Let's begin with the latest Fed announcement. The Fed's Open Markets Operations desk will immediately start buying $40 billion in Mortgage-Backed Securities (MBS) per month, or about $10 billion each week. At the same time, the Fed will continue Operation Twist by purchasing $45 billion in "longer-term" Treasuries, sterilized by $45 billion or so in 1-3 year bonds. Unfortunately, at the end of the year it runs out of short-term paper to sell.

Every month in 2013, the Fed will increase its balance sheet by $85 billion consisting of $40 billion in MBS and $45 billion in 10-30 year Treasuries, up to the natural monthly supply of longer-dated US Treasuries. It appears the Fed may monetize roughly half of the US budget deficit in 2013.

From July 2011 through June 2012, foreign holders of Treasury Bonds and notes have been purchasing $30.6 billion of longer-dated Treasuries per month. To date in 2012, the average US Treasuries issuance per month has averaged $82.83 billion per month. This leaves an average of $7.2 billion of net issuance available to banks, pensions, and private individuals. Could that be a problem?

The bond market thinks it spells trouble. On the day of Bernanke's speech, US Treasury yields spiked to 3.108% from the low of 2.663% just two weeks ago, causing a technical breakout above the previous high of 2.982%. This portends rising yields through the rest of the year -- reaching or possibly exceeding the 3.612% yield shown at the weekly mid-cycle line.
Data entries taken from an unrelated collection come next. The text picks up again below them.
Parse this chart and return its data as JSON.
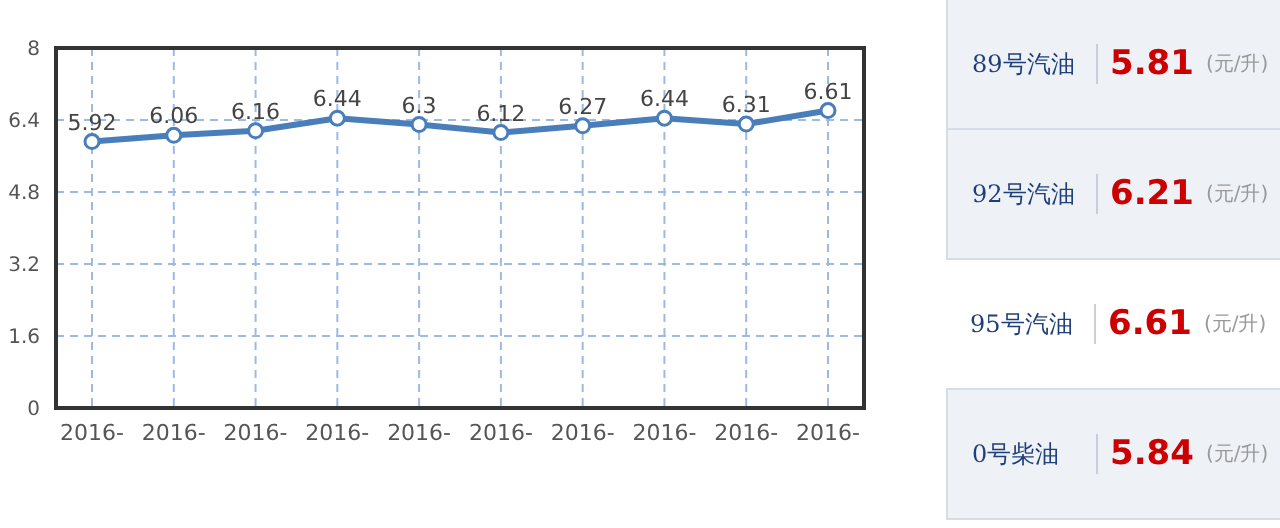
{
  "chart_data": [
    {
      "type": "line",
      "categories": [
        "2016-",
        "2016-",
        "2016-",
        "2016-",
        "2016-",
        "2016-",
        "2016-",
        "2016-",
        "2016-",
        "2016-"
      ],
      "series": [
        {
          "color": "#4a7ebb",
          "values": [
            5.92,
            6.06,
            6.16,
            6.44,
            6.3,
            6.12,
            6.27,
            6.44,
            6.31,
            6.61
          ]
        }
      ],
      "ylim": [
        0,
        8
      ],
      "yticks": [
        0,
        1.6,
        3.2,
        4.8,
        6.4,
        8
      ],
      "grid": true,
      "marker": "circle",
      "data_labels": true,
      "legend": false
    },
    {
      "type": "other",
      "annotations": [
        "89号汽油",
        "5.81",
        "(元/升)",
        "92号汽油",
        "6.21",
        "(元/升)",
        "95号汽油",
        "6.61",
        "(元/升)",
        "0号柴油",
        "5.84",
        "(元/升)"
      ]
    }
  ]
}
What's more, starting in 2013, new rules in the Dodd-Frank Act, designed to prevent another meltdown, may force traders to post US Treasury bonds or other top-rated holdings to guarantee more of their bets. The change takes effect as the $10.8 trillion market for Treasuries is already stretched thin by banks rebuilding balance sheets and investors seeking safety, leaving fewer bonds available to backstop the $648 trillion derivatives market.

Is it possible that the very law designed to reduce risk in the markets may cause unintended consequences, especially after the Fed announcement?